Apple took the closed architecture approach and no one could get specifications necessary to develop third party boards for it. The end result is that no one could develop anything for the Mac. This held back the growth and acceptance of the Mac, and allowed the PC to gain tremendous market share.

Over time the inertia of the Wintel based PC became virtually, for better or worse, unstoppable. Today 9 out of every 10 PCs are Wintel based. In spite of some of the shortcomings of Windows, it along with the Microsoft Office suite, has become the de facto operating platform for PCs worldwide. More application software and support are available for it than any other OS in the world.


UNIX (you-niks) is an operating system that originated at Bell Labs in 1969. It was the first OS written in the popular 'C' programming language. It is not a proprietary operating system owned by a one computer company, and became the first open operating system that could be added to by anyone. UNIX is used primarily in workstations which are typically more powerful machines than PCs.

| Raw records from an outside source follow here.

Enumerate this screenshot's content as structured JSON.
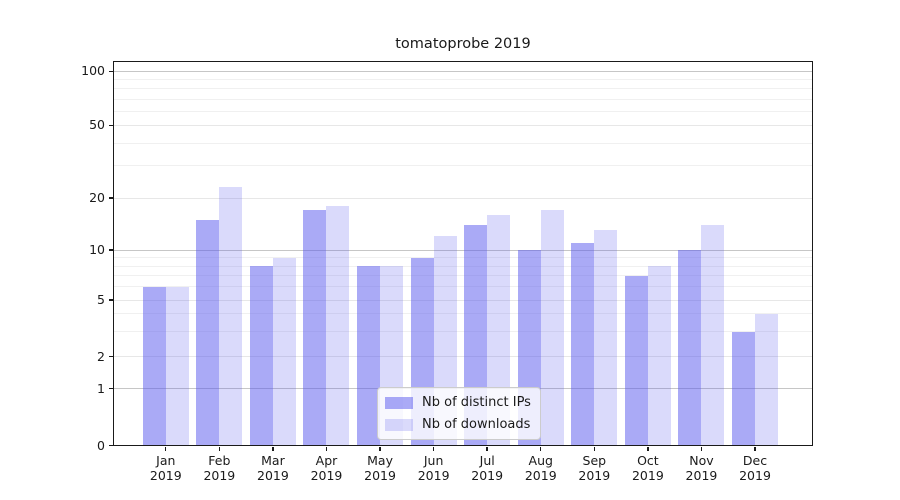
{
  "chart_data": {
    "type": "bar",
    "title": "tomatoprobe 2019",
    "categories": [
      "Jan 2019",
      "Feb 2019",
      "Mar 2019",
      "Apr 2019",
      "May 2019",
      "Jun 2019",
      "Jul 2019",
      "Aug 2019",
      "Sep 2019",
      "Oct 2019",
      "Nov 2019",
      "Dec 2019"
    ],
    "series": [
      {
        "name": "Nb of distinct IPs",
        "color": "rgba(85,85,238,0.5)",
        "values": [
          6,
          15,
          8,
          17,
          8,
          9,
          14,
          10,
          11,
          7,
          10,
          3
        ]
      },
      {
        "name": "Nb of downloads",
        "color": "rgba(85,85,238,0.22)",
        "values": [
          6,
          23,
          9,
          18,
          8,
          12,
          16,
          17,
          13,
          8,
          14,
          4
        ]
      }
    ],
    "yscale": "symlog",
    "ylim": [
      0,
      110
    ],
    "y_ticks": [
      0,
      1,
      2,
      5,
      10,
      20,
      50,
      100
    ],
    "y_decade_gridlines": [
      1,
      10,
      100
    ],
    "y_minor_gridlines": [
      3,
      4,
      6,
      7,
      8,
      9,
      30,
      40,
      60,
      70,
      80,
      90
    ],
    "grid": true,
    "legend_position": "lower center"
  },
  "colors": {
    "spine": "#1a1a1a",
    "gridline_decade": "#c6c6c6",
    "gridline_level": "#e7e7e7",
    "gridline_minor": "#f0f0f0",
    "text": "#1a1a1a",
    "legend_border": "#cccccc"
  }
}
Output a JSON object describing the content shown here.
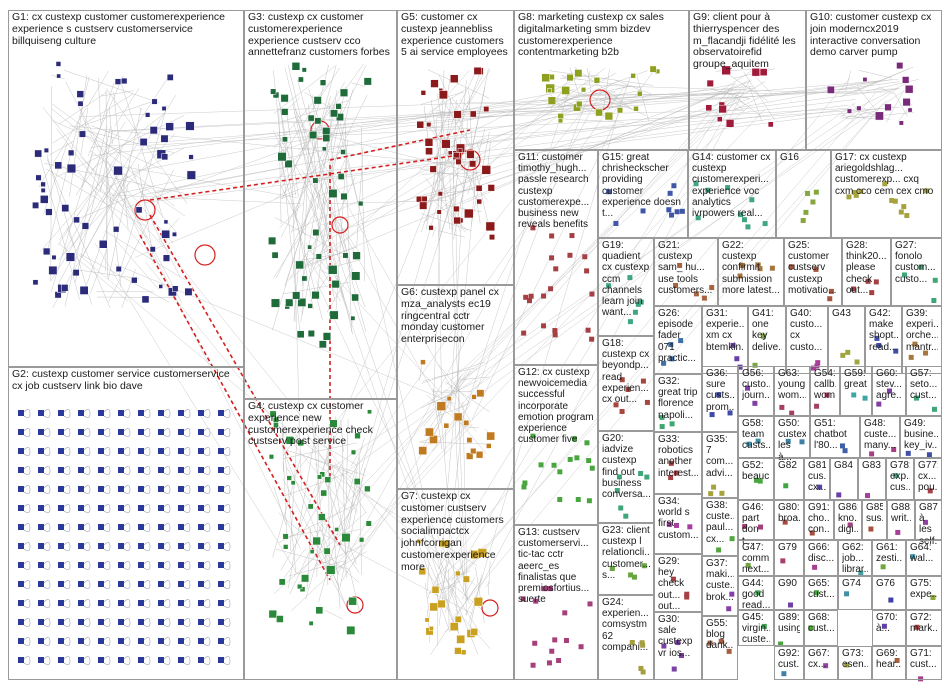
{
  "groups": [
    {
      "id": "G1",
      "label": "G1: cx custexp customer customerexperience experience s custserv customerservice billquiseng culture"
    },
    {
      "id": "G2",
      "label": "G2: custexp customer service customerservice cx job custserv link bio dave"
    },
    {
      "id": "G3",
      "label": "G3: custexp cx customer customerexperience experience custserv cco annettefranz customers forbes"
    },
    {
      "id": "G4",
      "label": "G4: custexp cx customer experience new customerexperience check custserv post service"
    },
    {
      "id": "G5",
      "label": "G5: customer cx custexp jeannebliss experience customers 5 ai service employees"
    },
    {
      "id": "G6",
      "label": "G6: custexp panel cx mza_analysts ec19 ringcentral cctr monday customer enterprisecon"
    },
    {
      "id": "G7",
      "label": "G7: custexp cx customer custserv experience customers socialimpactcx johnfcorrigan customerexperience more"
    },
    {
      "id": "G8",
      "label": "G8: marketing custexp cx sales digitalmarketing smm bizdev customerexperience contentmarketing b2b"
    },
    {
      "id": "G9",
      "label": "G9: client pour à thierryspencer des m_flacandji fidélité les observatoirefid groupe_aquitem"
    },
    {
      "id": "G10",
      "label": "G10: customer custexp cx join moderncx2019 interactive conversation demo carver pump"
    },
    {
      "id": "G11",
      "label": "G11: customer timothy_hugh... passle research custexp customerexpe... business new reveals benefits"
    },
    {
      "id": "G12",
      "label": "G12: cx custexp newvoicemedia successful incorporate emotion program experience customer five"
    },
    {
      "id": "G13",
      "label": "G13: custserv customerservi... tic-tac cctr aeerc_es finalistas que premiosfortius... suerte"
    },
    {
      "id": "G14",
      "label": "G14: customer cx custexp customerexperi... experience voc analytics ivrpowers real..."
    },
    {
      "id": "G15",
      "label": "G15: great chrisheckscher providing customer experience doesn t..."
    },
    {
      "id": "G16",
      "label": "G16"
    },
    {
      "id": "G17",
      "label": "G17: cx custexp ariegoldshlag... customerexp... cxq cxm cco cem cex cmo"
    },
    {
      "id": "G18",
      "label": "G18: custexp cx beyondp... read experien... cx out..."
    },
    {
      "id": "G19",
      "label": "G19: quadient cx custexp ccm channels learn join want..."
    },
    {
      "id": "G20",
      "label": "G20: iadvize custexp find out business conversa..."
    },
    {
      "id": "G21",
      "label": "G21: custexp sam_ hu... use tools customers..."
    },
    {
      "id": "G22",
      "label": "G22: custexp confirmit submission more latest..."
    },
    {
      "id": "G23",
      "label": "G23: client custexp l relationcli... customer... s..."
    },
    {
      "id": "G24",
      "label": "G24: experien... comsystm 62 compani..."
    },
    {
      "id": "G25",
      "label": "G25: customer custserv custexp motivatio..."
    },
    {
      "id": "G26",
      "label": "G26: episode fader 071 practic..."
    },
    {
      "id": "G27",
      "label": "G27: fonolo custom... custo..."
    },
    {
      "id": "G28",
      "label": "G28: think20... please check out..."
    },
    {
      "id": "G29",
      "label": "G29: hey check out... out..."
    },
    {
      "id": "G30",
      "label": "G30: sale custexp vr ios..."
    },
    {
      "id": "G31",
      "label": "G31: experie... xm cx btemkin..."
    },
    {
      "id": "G32",
      "label": "G32: great trip florence napoli..."
    },
    {
      "id": "G33",
      "label": "G33: robotics another interest..."
    },
    {
      "id": "G34",
      "label": "G34: world s first custom..."
    },
    {
      "id": "G35",
      "label": "G35: 7 com... advi..."
    },
    {
      "id": "G36",
      "label": "G36: sure custs... prom..."
    },
    {
      "id": "G37",
      "label": "G37: maki... custe... brok..."
    },
    {
      "id": "G38",
      "label": "G38: custe... paul... cx..."
    },
    {
      "id": "G39",
      "label": "G39: experi... orche... mantr..."
    },
    {
      "id": "G40",
      "label": "G40: custo... cx custo..."
    },
    {
      "id": "G41",
      "label": "G41: one key delive..."
    },
    {
      "id": "G42",
      "label": "G42: make shopt... read..."
    },
    {
      "id": "G43",
      "label": "G43"
    },
    {
      "id": "G44",
      "label": "G44: good read..."
    },
    {
      "id": "G45",
      "label": "G45: virgin... custe..."
    },
    {
      "id": "G46",
      "label": "G46: part don t..."
    },
    {
      "id": "G47",
      "label": "G47: comm... next..."
    },
    {
      "id": "G48",
      "label": "G48: custe... many..."
    },
    {
      "id": "G49",
      "label": "G49: busine... key_iv..."
    },
    {
      "id": "G50",
      "label": "G50: custexp les à..."
    },
    {
      "id": "G51",
      "label": "G51: chatbot l'80..."
    },
    {
      "id": "G52",
      "label": "G52: beauc..."
    },
    {
      "id": "G53",
      "label": "G53: blog dank..."
    },
    {
      "id": "G54",
      "label": "G54: callb... wom..."
    },
    {
      "id": "G55",
      "label": "G55: blog dank..."
    },
    {
      "id": "G56",
      "label": "G56: custo... journ..."
    },
    {
      "id": "G57",
      "label": "G57: seto... cust..."
    },
    {
      "id": "G58",
      "label": "G58: team custs..."
    },
    {
      "id": "G59",
      "label": "G59: great"
    },
    {
      "id": "G60",
      "label": "G60: stev... agre..."
    },
    {
      "id": "G61",
      "label": "G61: zesti..."
    },
    {
      "id": "G62",
      "label": "G62: job... librar..."
    },
    {
      "id": "G63",
      "label": "G63: young wom..."
    },
    {
      "id": "G64",
      "label": "G64: wal..."
    },
    {
      "id": "G65",
      "label": "G65: cust..."
    },
    {
      "id": "G66",
      "label": "G66: disc..."
    },
    {
      "id": "G67",
      "label": "G67: cx..."
    },
    {
      "id": "G68",
      "label": "G68: cust..."
    },
    {
      "id": "G69",
      "label": "G69: hear..."
    },
    {
      "id": "G70",
      "label": "G70: à..."
    },
    {
      "id": "G71",
      "label": "G71: cust..."
    },
    {
      "id": "G72",
      "label": "G72: mark..."
    },
    {
      "id": "G73",
      "label": "G73: esen..."
    },
    {
      "id": "G74",
      "label": "G74"
    },
    {
      "id": "G75",
      "label": "G75: expe..."
    },
    {
      "id": "G76",
      "label": "G76"
    },
    {
      "id": "G77",
      "label": "G77: cx... pou..."
    },
    {
      "id": "G78",
      "label": "G78: exp... cus..."
    },
    {
      "id": "G79",
      "label": "G79"
    },
    {
      "id": "G80",
      "label": "G80: broa..."
    },
    {
      "id": "G81",
      "label": "G81: cus... cx..."
    },
    {
      "id": "G82",
      "label": "G82"
    },
    {
      "id": "G83",
      "label": "G83"
    },
    {
      "id": "G84",
      "label": "G84"
    },
    {
      "id": "G85",
      "label": "G85: sus..."
    },
    {
      "id": "G86",
      "label": "G86: kno... digi..."
    },
    {
      "id": "G87",
      "label": "G87: à les self..."
    },
    {
      "id": "G88",
      "label": "G88: writ..."
    },
    {
      "id": "G89",
      "label": "G89: using"
    },
    {
      "id": "G90",
      "label": "G90"
    },
    {
      "id": "G91",
      "label": "G91: cho... con..."
    },
    {
      "id": "G92",
      "label": "G92: cust..."
    }
  ],
  "colors": {
    "border": "#9a9a9a",
    "edge": "#b5b5b5",
    "highlight_edge": "#d42020",
    "G1": "#2b2b7a",
    "G2": "#2b3a9a",
    "G3": "#1f6b3a",
    "G4": "#2a8a3a",
    "G5": "#8b1a1a",
    "G6": "#c07a20",
    "G7": "#c9a020",
    "G8": "#8fa020",
    "G9": "#a01a3a",
    "G10": "#7a2a7a"
  }
}
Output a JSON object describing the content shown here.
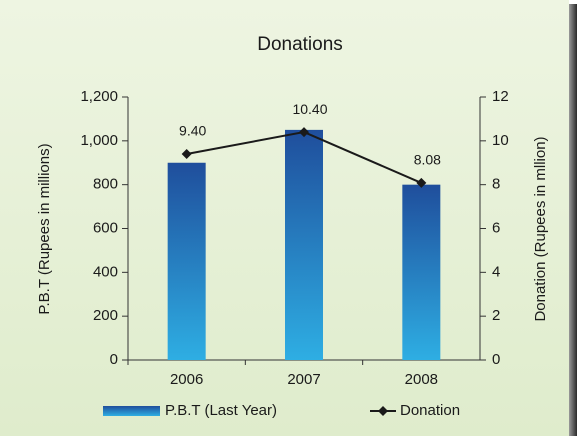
{
  "chart_data": {
    "type": "bar",
    "title": "Donations",
    "y_label": "P.B.T  (Rupees in millions)",
    "y2_label": "Donation (Rupees in mllion)",
    "categories": [
      "2006",
      "2007",
      "2008"
    ],
    "series": [
      {
        "name": "P.B.T (Last Year)",
        "type": "bar",
        "color": "#1f5aa8",
        "values": [
          900,
          1050,
          800
        ]
      },
      {
        "name": "Donation",
        "type": "line",
        "axis": "y2",
        "color": "#1a1a1a",
        "values": [
          9.4,
          10.4,
          8.08
        ],
        "value_labels": [
          "9.40",
          "10.40",
          "8.08"
        ]
      }
    ],
    "ylim": [
      0,
      1200
    ],
    "yticks": [
      0,
      200,
      400,
      600,
      800,
      {
        "value": 1000,
        "label": "1,000"
      },
      {
        "value": 1200,
        "label": "1,200"
      }
    ],
    "y2lim": [
      0,
      12
    ],
    "y2ticks": [
      0,
      2,
      4,
      6,
      8,
      10,
      12
    ],
    "legend": "bottom"
  }
}
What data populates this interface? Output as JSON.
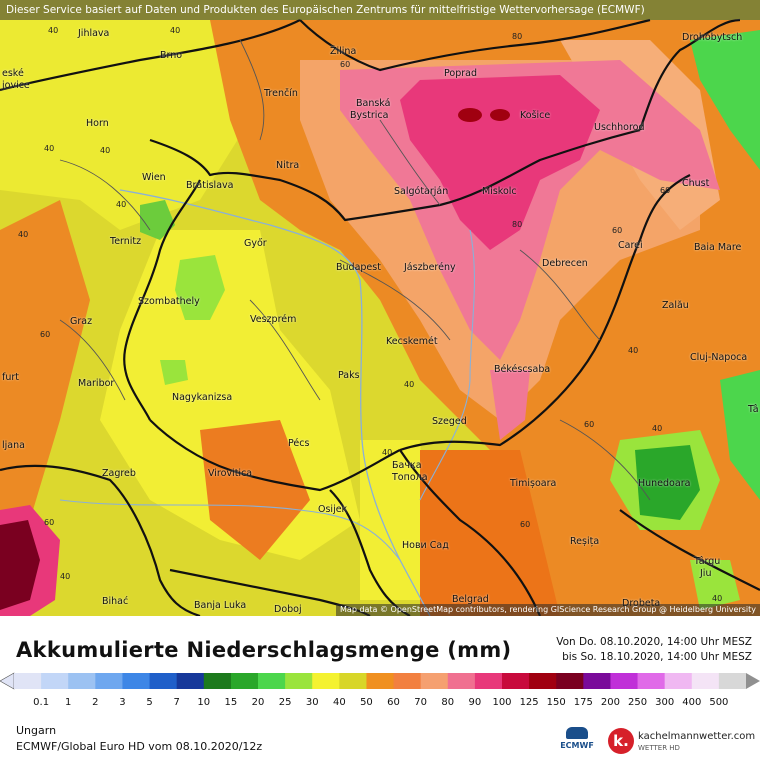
{
  "header": {
    "service_text": "Dieser Service basiert auf Daten und Produkten des Europäischen Zentrums für mittelfristige Wettervorhersage (ECMWF)"
  },
  "map": {
    "attribution": "Map data © OpenStreetMap contributors, rendering GIScience Research Group @ Heidelberg University",
    "cities": {
      "jihlava": "Jihlava",
      "brno": "Brno",
      "zilina": "Žilina",
      "poprad": "Poprad",
      "drohobytsch": "Drohobytsch",
      "ceske": "eské",
      "jovice": "jovice",
      "trencin": "Trenčín",
      "banska": "Banská",
      "bystrica": "Bystrica",
      "kosice": "Košice",
      "uschhorod": "Uschhorod",
      "horn": "Horn",
      "nitra": "Nitra",
      "chust": "Chust",
      "wien": "Wien",
      "bratislava": "Bratislava",
      "salgotarjan": "Salgótarján",
      "miskolc": "Miskolc",
      "ternitz": "Ternitz",
      "gyor": "Győr",
      "carei": "Carei",
      "baia_mare": "Baia Mare",
      "budapest": "Budapest",
      "jaszbereny": "Jászberény",
      "debrecen": "Debrecen",
      "szombathely": "Szombathely",
      "zalau": "Zalău",
      "graz": "Graz",
      "veszprem": "Veszprém",
      "kecskemet": "Kecskemét",
      "cluj": "Cluj-Napoca",
      "furt": "furt",
      "maribor": "Maribor",
      "paks": "Paks",
      "bekescsaba": "Békéscsaba",
      "nagykanizsa": "Nagykanizsa",
      "szeged": "Szeged",
      "ljana": "ljana",
      "pecs": "Pécs",
      "backa": "Бачка",
      "topola": "Топола",
      "zagreb": "Zagreb",
      "virovitica": "Virovitica",
      "timisoara": "Timișoara",
      "hunedoara": "Hunedoara",
      "osijek": "Osijek",
      "resita": "Reșița",
      "novi_sad": "Нови Сад",
      "targu": "Târgu",
      "jiu": "Jiu",
      "bihac": "Bihać",
      "banja_luka": "Banja Luka",
      "doboj": "Doboj",
      "belgrad": "Belgrad",
      "drobeta": "Drobeta",
      "tz": "Tâ"
    },
    "contour_labels": [
      "40",
      "40",
      "80",
      "40",
      "60",
      "40",
      "60",
      "80",
      "60",
      "40",
      "60",
      "40",
      "40",
      "40",
      "40",
      "60",
      "60",
      "40",
      "60",
      "40",
      "40"
    ]
  },
  "legend": {
    "title": "Akkumulierte Niederschlagsmenge (mm)",
    "period_from": "Von Do. 08.10.2020, 14:00 Uhr MESZ",
    "period_to": "bis So. 18.10.2020, 14:00 Uhr MESZ",
    "ticks": [
      "0.1",
      "1",
      "2",
      "3",
      "5",
      "7",
      "10",
      "15",
      "20",
      "25",
      "30",
      "40",
      "50",
      "60",
      "70",
      "80",
      "90",
      "100",
      "125",
      "150",
      "175",
      "200",
      "250",
      "300",
      "400",
      "500"
    ],
    "colors": [
      "#e0e4f6",
      "#c2d6f7",
      "#9cc2f2",
      "#6ea7ef",
      "#3d86e6",
      "#1f5fc9",
      "#16389a",
      "#1c7a1c",
      "#2aa72a",
      "#4cd64c",
      "#9ae43c",
      "#f4f230",
      "#d8d628",
      "#f09020",
      "#f28040",
      "#f5a070",
      "#f07090",
      "#e8387a",
      "#c80a3c",
      "#a00010",
      "#7a0020",
      "#7a0a9a",
      "#c030d8",
      "#e06ae8",
      "#f0b8f2",
      "#f4e4f6",
      "#d8d8d8"
    ]
  },
  "footer": {
    "region": "Ungarn",
    "model": "ECMWF/Global Euro HD vom  08.10.2020/12z",
    "ecmwf_label": "ECMWF",
    "brand_mark": "k.",
    "brand_name": "kachelmannwetter.com",
    "brand_sub": "WETTER HD"
  },
  "colors": {
    "dark_red": "#a00010",
    "magenta": "#e8387a",
    "pink": "#f07090",
    "salmon": "#f5a070",
    "orange": "#f08a30",
    "dark_orange": "#ec7418",
    "yellow": "#f4f230",
    "olive_yellow": "#d8d628",
    "light_green": "#9ae43c",
    "green": "#2aa72a"
  }
}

Solaris (the follow on to SunOS) is a UNIX based system developed by Sun Microsystems for its family of Scalable Processor Architecture-based processors. It can also run on Intel-based processors. Sun's SPARC/Solaris systems were the predominant servers for Web sites as the Internet emerged in the 1990s. Sun says Solaris is available (meaning it seldom crashes), scalable (it can be run on larger processors) and is designed for network computing. Sun advertises its latest version, the Solaris 8 Operating Environment, as the 'the leading UNIX environment' today.


Linux (lih-niks) is a UNIX-like operating system. The kernel (core of the operating system) was developed by Linus Torvalds at the University of Helsinki in Finland. Unlike commercial operating systems, it is free and anyone can download it from the Internet!

Linux is an open source language and anyone can add to it. It is distributed using the Free Software Foundation's 'copyleft' stipulations that mean any modified version that is redistributed must in turn be made freely available.

Some have suggested that Linux may become an open language alternative to the popular desktop OS, Microsoft Windows. It is very popular among users already familiar with UNIX, but has far fewer users than Windows.

As we indicated earlier this operating system can be downloaded for free. Companies like Red Hat and SUsE offer bundled versions of the OS which among other things provides installation software for those who don't want to try doing the download and setup on their own.


Java is a high-level programming language developed by Sun Microsystems originally targeting handheld devices and set-top boxes but later modified to address the rapidly expanding World Wide Web.

Java has a set of features that make it well suited for use on the World Wide Web. Small Java applications called Java applets that perform specific tasks can be downloaded from a Web server and run on your computer by a Java-compatible Web browser, such as Netscape Navigator or Microsoft Internet Explorer.


Script is another name for a macro or batch file and is basically a list of commands that perform common tasks without user interaction. A script language is a simple programming language with which you can write scripts.

PERL (Practical Extraction and Report Language) is a scripting language especially designed for processing text. Because of it's strong text processing abilities, Perl has become one of the most popular languages for writing CGI scripts.

Applescript is a scripting language developed by Apple Computer that is integrated into the MacOS starting with System 7.5. AppleScripts automate common tasks, yet are powerful enough to automate complex tasks.